Earlier this year, The Chronicle of Higher Education looked at the first five years of the Thiel Fellowship—a $100,000 award created by Silicon Valley’s Peter Thiel to give young entrepreneurs a pass on college and allow them to start their own businesses. Tucked into the Chronicle article with little fanfare was this observation:

The most valuable part of the fellowship for many wasn’t the freedom or the money but the network they were plugged into. Although less structured in its early days, the fellowship now offers retreats, internships, summer housing, and teams of advisers….

The takeaway: Even the top candidates in any field—and Woodrow Wilson has always selected the best as its Fellows—need support, not just funding, as they build careers. After all, guidance from others who’ve already been there is the essence of education. Mentoring, when it’s integrated well into professional and intellectual development, smooths the way for gifted people to do their best work.

Mentoring plays an important role in all of the Foundation’s fellowships. It’s a formal part of the Pickering Foreign Affairs Fellowships, the WW Teaching Fellowships, the WW MBA Fellowship in Education Leadership, and the Career Enhancement Fellowship, but it has also been significant in less formal ways for generations of Fellows in the Newcombe, Women’s Studies, Mellon-Mays, and other dissertation support fellowships that the Foundation administers.

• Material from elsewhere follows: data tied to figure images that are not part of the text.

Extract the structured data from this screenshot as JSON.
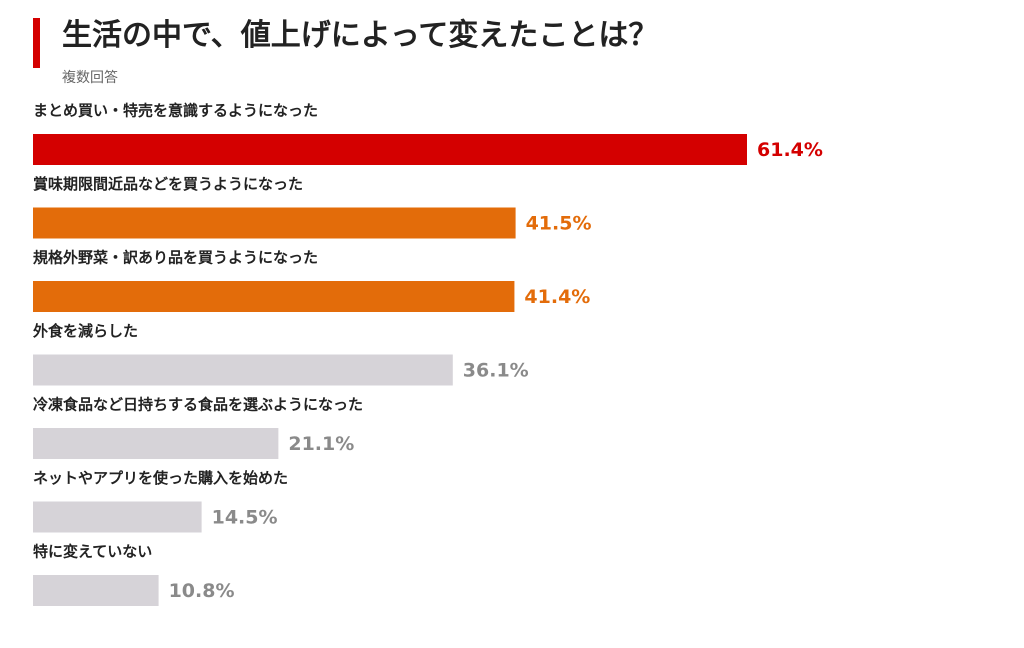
{
  "title": "生活の中で、値上げによって変えたことは？",
  "subtitle": "複数回答",
  "colors": {
    "accent": "#d40000",
    "highlight": "#e36c0a",
    "muted_bar": "#d6d3d8",
    "muted_text": "#8a8a8a"
  },
  "chart_data": {
    "type": "bar",
    "orientation": "horizontal",
    "title": "生活の中で、値上げによって変えたことは？",
    "subtitle": "複数回答",
    "categories": [
      "まとめ買い・特売を意識するようになった",
      "賞味期限間近品などを買うようになった",
      "規格外野菜・訳あり品を買うようになった",
      "外食を減らした",
      "冷凍食品など日持ちする食品を選ぶようになった",
      "ネットやアプリを使った購入を始めた",
      "特に変えていない"
    ],
    "values": [
      61.4,
      41.5,
      41.4,
      36.1,
      21.1,
      14.5,
      10.8
    ],
    "value_labels": [
      "61.4%",
      "41.5%",
      "41.4%",
      "36.1%",
      "21.1%",
      "14.5%",
      "10.8%"
    ],
    "bar_colors": [
      "#d40000",
      "#e36c0a",
      "#e36c0a",
      "#d6d3d8",
      "#d6d3d8",
      "#d6d3d8",
      "#d6d3d8"
    ],
    "label_colors": [
      "#d40000",
      "#e36c0a",
      "#e36c0a",
      "#8a8a8a",
      "#8a8a8a",
      "#8a8a8a",
      "#8a8a8a"
    ],
    "unit": "%",
    "xlim": [
      0,
      100
    ],
    "grid": false,
    "legend": "none"
  }
}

In the academy, mentoring has traditionally meant guidance in scholarly practice: how to conduct research, how to present findings, how to position your work in the discipline’s larger conversation. This kind of mentoring goes back to the medieval university. These days, the savviest academic mentors also help their students learn the everyday realities of the profession: how to make the most of attending conferences; how to tap into the right online networks; how to balance research with teaching, administrative assignments, and personal life; and a range of other skills more practical than scholarly.

In fact, advising the next generation about the culture of an institution, and not just about the substance of a discipline, may be the real essence of mentoring. The Woodrow Wilson Teaching Fellowships, for instance, take teacher candidates into classrooms not just so that they can experience a full school year of working with students—though that’s the heart of it—but also so that they can begin to understand what the daily life of a teacher looks like, how teachers engage (or don’t engage) with school administrators, and how they recharge themselves after a challenging day in the classroom.

Similarly, in the Pickering Foreign Affairs Fellowships, administered by Woodrow Wilson for the U.S. Department of State, mentoring becomes the component that helps Fellows make the shift from strong academic preparation and short-term internships to serving as better Foreign Service Officers over the long term. By learning from peers and senior personnel, the Pickering Fellows come to understand what it means to develop networks of contacts, balance the requirements of a diplomatic life, and develop important nuances of judgment.

Many programs that prepare young people from underrepresented groups for success in college use similar kinds of mentoring. Even with an excellent academic background, a child who is the first in the family to go to college may not know how best to structure work hours, coursework, and social life, how to create relationships with faculty who can continue to mentor and support them, or how to know when to ask for help. A number of the Woodrow Wilson Foundation’s Fellows have gone on to mentor middle and high school students so that they too have this kind of preparation.

As the Woodrow Wilson Foundation works to support future leaders, funding is not enough; truly preparing talented people to lead also requires engaging them directly with the institutions where they will spend their professional and intellectual lives. This is why mentoring, in one form or another, is a fundamental part of every Woodrow Wilson Fellowship.